It’ll show you the “target treatment” for lung cancer.
With the rapid development of society and science and technology, the health status and expectations of the general population are increasing. There have been breakthroughs in the control and survival of various diseases. Malignant neoplasms, especially lung cancer, are the highest mortality rates in the last decade, and significant progress has been made in the area of treatment of lung cancer, along with “cancer chromosomal changes”. High-profile results, such as “target treatment” and “immunotherapy” for lung cancer, were also awarded the Nobel Prize for 2019.
The difficulty of treating lung cancer is due mainly to the fact that it originates from the incognito and normal cells. It is so easily transferable that it cannot work without timely diagnostic surgery. In the case of patients with lung cancer who have lost the opportunity for surgical removal, traditional treatments are free and chemotherapy, the mechanisms for the identification of cancer cells are based on cell value-added cycles, and cancer cells are vulnerable to death because of their growth, fragmentation and metabolism, while it is difficult to avoid a thousand enemy-killing, 800 self-destructing, which has resulted in limited therapeutic effectiveness and obvious side effects. The medical community has continuously optimized platinum-containing binary and synchronised chemotherapy programmes since the 1970s, and the patient ‘ s lifetime (OS) has improved only two to four months.
Until the 1990s, scientists had benefited significantly from the use of an EgFR-TKI-KID treatment of late-stage lung cancer, using a skin-growing receptor (EGFR-TKI), and further, through research at molecular biology levels, revealed the EGFR gene mutation in chromosome No. 7, as a driving basis for lung cancer, which had been activated and promoted the growth and transfer of lung cancer, thus defining and opening up “target treatment”: treatment using small molecular drugs or some therapeutic monoclonic antigens as a signal-routing inhibitor, becoming the backbone of the current “precision medicine” and more being applied to cancer.

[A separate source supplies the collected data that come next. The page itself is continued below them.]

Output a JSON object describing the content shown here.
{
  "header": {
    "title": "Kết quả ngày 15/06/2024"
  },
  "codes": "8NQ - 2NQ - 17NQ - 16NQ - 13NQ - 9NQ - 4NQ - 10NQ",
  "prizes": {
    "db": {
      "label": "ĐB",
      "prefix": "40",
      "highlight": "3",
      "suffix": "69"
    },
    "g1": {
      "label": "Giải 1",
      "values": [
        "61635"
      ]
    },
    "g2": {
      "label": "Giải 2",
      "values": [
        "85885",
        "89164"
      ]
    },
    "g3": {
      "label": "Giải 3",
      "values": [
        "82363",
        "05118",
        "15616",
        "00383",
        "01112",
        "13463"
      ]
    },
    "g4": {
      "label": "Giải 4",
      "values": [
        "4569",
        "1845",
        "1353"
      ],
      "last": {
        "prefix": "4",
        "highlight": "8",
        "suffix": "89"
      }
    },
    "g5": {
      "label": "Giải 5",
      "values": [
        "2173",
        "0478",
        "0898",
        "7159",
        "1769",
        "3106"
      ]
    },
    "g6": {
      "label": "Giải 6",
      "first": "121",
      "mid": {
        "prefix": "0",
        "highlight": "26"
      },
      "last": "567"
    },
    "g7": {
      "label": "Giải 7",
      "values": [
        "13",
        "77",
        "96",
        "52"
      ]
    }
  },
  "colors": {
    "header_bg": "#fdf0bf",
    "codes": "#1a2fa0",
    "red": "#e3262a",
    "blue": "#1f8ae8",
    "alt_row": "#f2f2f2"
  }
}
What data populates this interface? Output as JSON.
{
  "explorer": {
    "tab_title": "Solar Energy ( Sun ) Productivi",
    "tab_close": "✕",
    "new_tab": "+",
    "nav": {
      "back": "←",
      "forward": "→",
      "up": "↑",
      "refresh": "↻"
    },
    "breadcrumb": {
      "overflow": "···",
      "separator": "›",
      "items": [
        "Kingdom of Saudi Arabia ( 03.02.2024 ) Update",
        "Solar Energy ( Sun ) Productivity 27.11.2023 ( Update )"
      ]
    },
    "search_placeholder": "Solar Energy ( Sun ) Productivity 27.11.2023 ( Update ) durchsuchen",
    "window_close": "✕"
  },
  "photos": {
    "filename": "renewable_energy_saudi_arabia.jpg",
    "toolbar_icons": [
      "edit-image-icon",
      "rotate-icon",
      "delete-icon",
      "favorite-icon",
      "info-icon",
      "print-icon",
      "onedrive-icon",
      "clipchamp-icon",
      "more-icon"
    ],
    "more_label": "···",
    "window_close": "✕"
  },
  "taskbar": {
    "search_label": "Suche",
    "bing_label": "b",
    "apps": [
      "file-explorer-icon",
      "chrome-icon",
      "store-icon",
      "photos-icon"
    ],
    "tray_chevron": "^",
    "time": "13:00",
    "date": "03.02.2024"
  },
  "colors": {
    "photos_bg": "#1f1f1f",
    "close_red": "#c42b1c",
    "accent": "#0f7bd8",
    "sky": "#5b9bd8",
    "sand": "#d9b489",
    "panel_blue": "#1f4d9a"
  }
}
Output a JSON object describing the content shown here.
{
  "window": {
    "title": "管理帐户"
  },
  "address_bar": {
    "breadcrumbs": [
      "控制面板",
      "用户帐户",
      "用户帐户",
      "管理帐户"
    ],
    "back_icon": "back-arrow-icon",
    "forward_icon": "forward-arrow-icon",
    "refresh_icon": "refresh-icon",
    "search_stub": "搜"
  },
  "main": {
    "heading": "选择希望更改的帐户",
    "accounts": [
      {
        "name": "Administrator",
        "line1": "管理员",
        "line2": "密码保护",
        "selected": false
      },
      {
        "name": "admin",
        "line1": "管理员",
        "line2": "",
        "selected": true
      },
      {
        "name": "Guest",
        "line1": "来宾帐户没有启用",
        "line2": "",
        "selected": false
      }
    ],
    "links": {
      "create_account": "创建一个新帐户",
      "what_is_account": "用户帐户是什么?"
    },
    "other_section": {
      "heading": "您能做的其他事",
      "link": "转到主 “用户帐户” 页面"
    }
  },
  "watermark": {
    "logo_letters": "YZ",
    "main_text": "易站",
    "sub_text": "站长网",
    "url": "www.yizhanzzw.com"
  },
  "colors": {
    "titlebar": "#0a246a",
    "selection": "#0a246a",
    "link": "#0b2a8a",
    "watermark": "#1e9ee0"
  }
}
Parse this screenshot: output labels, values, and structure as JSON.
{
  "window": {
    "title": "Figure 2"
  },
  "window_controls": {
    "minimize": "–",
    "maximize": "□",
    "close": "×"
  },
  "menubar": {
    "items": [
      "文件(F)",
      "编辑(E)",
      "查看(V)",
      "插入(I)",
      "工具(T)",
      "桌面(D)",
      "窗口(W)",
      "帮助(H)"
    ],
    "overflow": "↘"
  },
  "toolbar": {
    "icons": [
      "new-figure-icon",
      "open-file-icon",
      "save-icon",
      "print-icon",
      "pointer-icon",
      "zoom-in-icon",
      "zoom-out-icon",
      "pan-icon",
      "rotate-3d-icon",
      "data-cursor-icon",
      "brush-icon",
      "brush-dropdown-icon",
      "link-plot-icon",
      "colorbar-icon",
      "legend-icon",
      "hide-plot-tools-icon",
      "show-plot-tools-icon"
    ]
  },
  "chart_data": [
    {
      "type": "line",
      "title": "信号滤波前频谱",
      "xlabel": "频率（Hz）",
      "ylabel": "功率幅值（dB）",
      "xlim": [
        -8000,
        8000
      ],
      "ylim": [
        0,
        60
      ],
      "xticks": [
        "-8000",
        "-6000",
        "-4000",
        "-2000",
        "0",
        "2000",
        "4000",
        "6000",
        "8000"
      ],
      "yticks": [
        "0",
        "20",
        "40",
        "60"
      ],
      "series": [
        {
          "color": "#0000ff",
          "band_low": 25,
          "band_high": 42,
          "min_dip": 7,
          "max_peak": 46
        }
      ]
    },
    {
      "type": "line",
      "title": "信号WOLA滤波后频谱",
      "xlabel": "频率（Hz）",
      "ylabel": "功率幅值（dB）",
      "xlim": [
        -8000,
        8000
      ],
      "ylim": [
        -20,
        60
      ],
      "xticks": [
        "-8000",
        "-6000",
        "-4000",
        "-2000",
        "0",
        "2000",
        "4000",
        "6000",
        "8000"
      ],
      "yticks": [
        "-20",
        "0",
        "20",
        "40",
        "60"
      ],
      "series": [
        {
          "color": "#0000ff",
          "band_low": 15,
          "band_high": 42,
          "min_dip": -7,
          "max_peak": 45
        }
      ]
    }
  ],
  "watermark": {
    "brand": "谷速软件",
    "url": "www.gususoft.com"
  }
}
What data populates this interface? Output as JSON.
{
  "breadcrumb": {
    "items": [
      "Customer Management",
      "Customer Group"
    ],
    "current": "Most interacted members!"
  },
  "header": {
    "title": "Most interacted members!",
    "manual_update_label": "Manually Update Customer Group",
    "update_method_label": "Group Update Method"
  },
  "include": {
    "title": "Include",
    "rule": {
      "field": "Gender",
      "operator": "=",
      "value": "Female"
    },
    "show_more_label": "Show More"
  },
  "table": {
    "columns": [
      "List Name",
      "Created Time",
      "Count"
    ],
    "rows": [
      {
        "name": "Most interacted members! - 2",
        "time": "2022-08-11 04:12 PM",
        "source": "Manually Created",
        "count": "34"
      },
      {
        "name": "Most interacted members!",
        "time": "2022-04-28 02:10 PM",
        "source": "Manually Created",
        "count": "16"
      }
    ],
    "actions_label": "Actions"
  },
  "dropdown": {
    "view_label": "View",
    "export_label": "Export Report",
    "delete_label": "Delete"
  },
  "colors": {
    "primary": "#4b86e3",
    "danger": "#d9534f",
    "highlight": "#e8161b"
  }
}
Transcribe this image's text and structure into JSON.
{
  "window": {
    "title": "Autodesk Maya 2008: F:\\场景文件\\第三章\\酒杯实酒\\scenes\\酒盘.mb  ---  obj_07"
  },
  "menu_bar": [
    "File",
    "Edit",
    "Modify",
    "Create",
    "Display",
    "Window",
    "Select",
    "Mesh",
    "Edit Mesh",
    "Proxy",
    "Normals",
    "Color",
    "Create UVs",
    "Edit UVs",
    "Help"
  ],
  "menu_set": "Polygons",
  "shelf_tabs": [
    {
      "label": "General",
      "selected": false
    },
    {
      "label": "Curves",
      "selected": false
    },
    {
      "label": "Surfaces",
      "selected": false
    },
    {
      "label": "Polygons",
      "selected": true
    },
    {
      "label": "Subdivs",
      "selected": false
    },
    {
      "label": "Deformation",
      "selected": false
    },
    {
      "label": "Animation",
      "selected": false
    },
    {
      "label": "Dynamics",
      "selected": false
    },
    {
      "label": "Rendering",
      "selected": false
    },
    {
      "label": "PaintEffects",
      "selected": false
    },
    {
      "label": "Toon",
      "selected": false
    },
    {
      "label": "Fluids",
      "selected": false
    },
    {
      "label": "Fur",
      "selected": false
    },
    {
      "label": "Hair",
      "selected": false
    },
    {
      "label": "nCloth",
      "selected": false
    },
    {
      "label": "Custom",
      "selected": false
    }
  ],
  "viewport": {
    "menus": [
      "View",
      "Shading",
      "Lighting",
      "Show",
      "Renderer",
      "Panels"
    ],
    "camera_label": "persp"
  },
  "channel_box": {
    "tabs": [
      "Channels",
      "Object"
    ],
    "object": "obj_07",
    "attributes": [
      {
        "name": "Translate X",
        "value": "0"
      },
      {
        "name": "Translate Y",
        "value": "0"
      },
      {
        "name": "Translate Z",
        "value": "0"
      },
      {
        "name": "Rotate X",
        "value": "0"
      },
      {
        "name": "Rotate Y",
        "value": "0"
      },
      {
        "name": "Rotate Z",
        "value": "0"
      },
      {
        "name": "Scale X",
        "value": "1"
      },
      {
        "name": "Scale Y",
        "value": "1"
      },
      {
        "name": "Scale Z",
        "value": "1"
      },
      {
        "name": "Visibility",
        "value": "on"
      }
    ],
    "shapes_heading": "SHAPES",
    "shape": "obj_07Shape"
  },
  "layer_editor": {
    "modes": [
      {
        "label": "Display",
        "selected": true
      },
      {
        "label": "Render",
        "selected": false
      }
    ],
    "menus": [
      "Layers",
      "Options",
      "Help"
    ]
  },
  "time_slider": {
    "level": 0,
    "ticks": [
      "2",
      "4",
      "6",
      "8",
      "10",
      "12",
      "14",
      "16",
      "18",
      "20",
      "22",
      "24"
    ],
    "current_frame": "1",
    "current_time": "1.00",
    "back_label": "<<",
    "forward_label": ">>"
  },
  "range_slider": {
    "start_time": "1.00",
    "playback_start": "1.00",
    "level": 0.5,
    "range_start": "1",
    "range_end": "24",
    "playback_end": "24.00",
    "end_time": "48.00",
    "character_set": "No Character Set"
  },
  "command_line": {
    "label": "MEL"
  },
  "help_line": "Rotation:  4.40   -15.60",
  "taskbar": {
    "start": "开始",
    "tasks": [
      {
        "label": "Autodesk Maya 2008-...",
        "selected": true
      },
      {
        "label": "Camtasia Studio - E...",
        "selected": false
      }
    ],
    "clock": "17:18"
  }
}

Based on the logic of the molecular biology mechanism of “target-to-treatment”, the target-to-pharmaceutical target is directed at the target cancer cell, with no or very little additional side effects. It is a kind of “magic bullet” and in the area of lung cancer, the main targets that are currently being used are: EGFR mutation, alK integration mutation, ROS1 mutation, MET gene mutation, KRAS mutation, Her2, RET mutation, etc. Of these, EGFR mutations are the most common mutations, with a mutation rate of over 50 per cent among patients with lung gland cancer, with three generations of TKI already on the market, and with no progress (PFS) > 20 months of total survival (OS) > 35 months in advanced lung cancer treatment. The AlK integration mutation is known as the “diamond mutation” and, with the treatment of the AlK-TKI inhibitor, life span is widespread >5 years, the MT gene jump mutation, the ROS1 gene mutation is relatively rare, and there are also more therapeutic and sensitive drugs. Lung cancer usually requires a rich blood supply, while VGFR inhibitors are for the capillary internal skin, which is another type of target drug.
Some patients with lung cancer who have undergone genetic tests have not been able to find an effective target, known as a wild gene, and need to enter another model of treatment, a combination of chemotherapy immunization (not discussed).
The target-oriented therapeutic drug-type consists of oral drugs for small molecules and monoclonized needles.
Attention needs to be paid to the adverse effects of target-to-treatment drugs, which, in terms of molecular biology mechanisms, are significantly reduced compared to traditional drugs, and to the fact that, in practice, drug-to-pharmaceutical side effects are more common in clinical treatment processes, mostly I, II, with mild adverse effects, often resistant to non-termination. Common adverse reactions are common in digestive tracts and rashes such as nausea, anorexia, diarrhoea, itchings, etc., and adverse reactions to other organs such as liver and kidneys and the heart. VGFR inhibitors are dominated by vascular side effects such as hypertension, haemorrhage, etc. The adverse effects of a target-to-pharmaceutical response require close and joint attention by doctors and patients, and a trade-off between the benefits of treatment.
There is also an upper limit to the efficacy of treatment for lung cancer, and the main constraint on the further survival of the target for the treatment of lung cancer is the mutation of the target gene, which leads to drug resistance, which is complicated by the emergence of new targets, in addition to tumour cell heterogeneity, and the disappearance of targets and the loss of access to continued target treatment. A variety of drugs have been developed to target new targets, further delaying patients ‘ lives, but there are no landmark breakthrough drugs.
The trend towards the treatment of lung cancer is consistent with the promise of precision, but a greater breakthrough on the current basis depends on effective progress in more basic disciplines such as basic medicine, even chemistry, mathematics and artificial intelligence. Under current drug-accessible conditions, lung cancer in general, and terminal lung cancer in particular, should build confidence in ways to contain cancer cells and achieve a better life and quality of life.